I'm unclear in what way the study was conducted in accordance with Directive 2010/63/EU? This Directive explicitly states: ‘The use of animals for scientific or educational purposes should (…) only be considered where a non-animal alternative is unavailable.’ As I stated in my review, there are non-animal alternatives available.

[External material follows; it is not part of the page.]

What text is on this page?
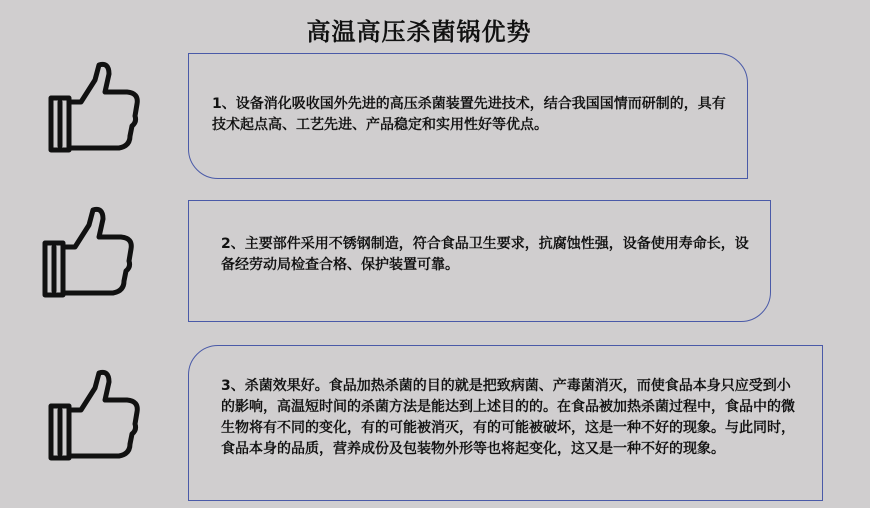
高温高压杀菌锅优势

1、设备消化吸收国外先进的高压杀菌装置先进技术，结合我国国情而研制的，具有技术起点高、工艺先进、产品稳定和实用性好等优点。

2、主要部件采用不锈钢制造，符合食品卫生要求，抗腐蚀性强，设备使用寿命长，设备经劳动局检查合格、保护装置可靠。

3、杀菌效果好。食品加热杀菌的目的就是把致病菌、产毒菌消灭，而使食品本身只应受到小的影响，高温短时间的杀菌方法是能达到上述目的的。在食品被加热杀菌过程中，食品中的微生物将有不同的变化，有的可能被消灭，有的可能被破坏，这是一种不好的现象。与此同时，食品本身的品质，营养成份及包装物外形等也将起变化，这又是一种不好的现象。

Finally, the authors do not explain why it is important to understand the 'complex pathogenetic mechanisms in type 2 diabetes' if we already understand its pathogenesis and know how to avoid or achieve remission of this disease in humans.

Author Response

The “Introduction” of the manuscript was completely revised and hopefully improved. We have added the references recommended by you – Unwin et al. [15] and Perlman [20]. We have also added new relevant references providing background about etiology and pathogenesis of diabetes in animals and the use of various research experimental models including non-animal models [1,4,7,8,22]. In the conclusion, we have mentioned the main limitation of using rat models.

We agree with the conclusions of Robert Perlman in his paper “Mouse models of human disease. An evolutionary perspective” regarding the reliability of mouse models in human medicine reserach. Anyhow, Perman concludes that “For reasons mentioned above, research on mice (and other species) is essential and should be supported”.

The “Institutional Review Board Statement” was corrected.